Secure multiparty computation enables using different parties' private data to obtain collective results while preserving the privacy of the inputs. Intuitively, security means that nothing but the result of the computation is leaked about the inputs, and the result is always correct. It is necessary to consider whether the output from the computation is as desired. It is also necessary to ensure that no more information than this output provides is leaked during the computation. The issue of possible algorithm leaks and proving that there are none is the focus of this work. The classical method for proving the security of an algorithm shows that it is possible to imitate the algorithm's execution without knowing the private inputs. Such algorithm simulation ensures that no one gets more information than the planned output while running the algorithm. This thesis defines the canonical form for secure multiparty computation protocols. This canonical form can be used to combine more extensive algorithms from simpler protocols and to simplify proving the security of algorithms.
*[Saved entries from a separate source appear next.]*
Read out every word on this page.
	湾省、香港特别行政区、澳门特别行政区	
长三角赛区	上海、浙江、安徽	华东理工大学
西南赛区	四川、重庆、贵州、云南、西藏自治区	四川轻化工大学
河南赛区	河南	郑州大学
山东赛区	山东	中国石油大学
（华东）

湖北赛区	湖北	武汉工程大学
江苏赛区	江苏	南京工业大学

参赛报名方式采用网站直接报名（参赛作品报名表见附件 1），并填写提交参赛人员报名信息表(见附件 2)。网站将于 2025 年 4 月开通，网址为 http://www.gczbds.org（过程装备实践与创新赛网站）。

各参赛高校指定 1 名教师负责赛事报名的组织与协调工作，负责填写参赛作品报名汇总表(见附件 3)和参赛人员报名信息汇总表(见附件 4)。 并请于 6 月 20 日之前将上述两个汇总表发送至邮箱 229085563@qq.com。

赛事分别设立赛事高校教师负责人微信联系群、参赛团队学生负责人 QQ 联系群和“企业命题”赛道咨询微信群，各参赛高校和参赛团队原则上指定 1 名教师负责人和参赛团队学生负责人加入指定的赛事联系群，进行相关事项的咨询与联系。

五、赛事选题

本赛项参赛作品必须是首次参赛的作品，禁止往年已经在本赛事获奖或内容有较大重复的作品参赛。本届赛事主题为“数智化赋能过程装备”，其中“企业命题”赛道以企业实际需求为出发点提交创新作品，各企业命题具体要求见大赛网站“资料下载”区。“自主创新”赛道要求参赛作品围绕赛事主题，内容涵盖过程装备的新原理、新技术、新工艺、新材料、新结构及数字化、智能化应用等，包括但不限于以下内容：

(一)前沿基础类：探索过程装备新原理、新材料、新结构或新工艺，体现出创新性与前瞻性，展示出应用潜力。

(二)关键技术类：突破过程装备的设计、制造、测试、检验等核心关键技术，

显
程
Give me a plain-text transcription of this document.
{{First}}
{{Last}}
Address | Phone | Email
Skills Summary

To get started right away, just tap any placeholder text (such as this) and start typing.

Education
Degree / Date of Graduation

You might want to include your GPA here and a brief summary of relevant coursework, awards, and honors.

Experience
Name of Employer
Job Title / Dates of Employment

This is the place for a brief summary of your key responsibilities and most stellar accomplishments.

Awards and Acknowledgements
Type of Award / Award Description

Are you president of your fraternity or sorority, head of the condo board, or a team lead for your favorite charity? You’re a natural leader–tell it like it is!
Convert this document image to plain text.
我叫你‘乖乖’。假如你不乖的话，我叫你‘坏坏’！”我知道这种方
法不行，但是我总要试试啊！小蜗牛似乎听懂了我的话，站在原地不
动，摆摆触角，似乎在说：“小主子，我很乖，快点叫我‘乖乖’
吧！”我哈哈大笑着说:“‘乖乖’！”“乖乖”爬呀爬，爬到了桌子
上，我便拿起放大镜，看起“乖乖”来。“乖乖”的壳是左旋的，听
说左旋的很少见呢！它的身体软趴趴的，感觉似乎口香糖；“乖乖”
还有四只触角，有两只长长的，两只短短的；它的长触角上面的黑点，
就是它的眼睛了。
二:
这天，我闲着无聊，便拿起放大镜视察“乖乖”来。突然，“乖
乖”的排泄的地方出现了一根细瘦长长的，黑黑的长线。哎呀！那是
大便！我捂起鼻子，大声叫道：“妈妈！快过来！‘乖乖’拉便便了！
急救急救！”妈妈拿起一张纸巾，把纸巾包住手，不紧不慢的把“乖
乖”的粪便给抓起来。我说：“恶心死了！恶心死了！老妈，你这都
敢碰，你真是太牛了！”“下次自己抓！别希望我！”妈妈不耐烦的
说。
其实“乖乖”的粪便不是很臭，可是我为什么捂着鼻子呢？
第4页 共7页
The thesis derives natural limitations for secure multiparty computation algorithms. If the algorithm adheres to these limitations, then the formal security proof can be simplified to analyse the data revealed during the algorithm. Often, applications consist of subprotocols with no public output. For such components, it is sufficient to preserve the privacy of the inputs. The formal definitions of privacy and security differ, as do the protocols that achieve these properties. Private protocols are often simpler, and the privacy property is easier to prove. Therefore, distinguishing between private components and secure algorithms allows more efficient secure multiparty computation applications and more straightforward proof of their security. The doctoral thesis defines the privacy property. It shows how private protocols can be combined with secure ones to create secure applications.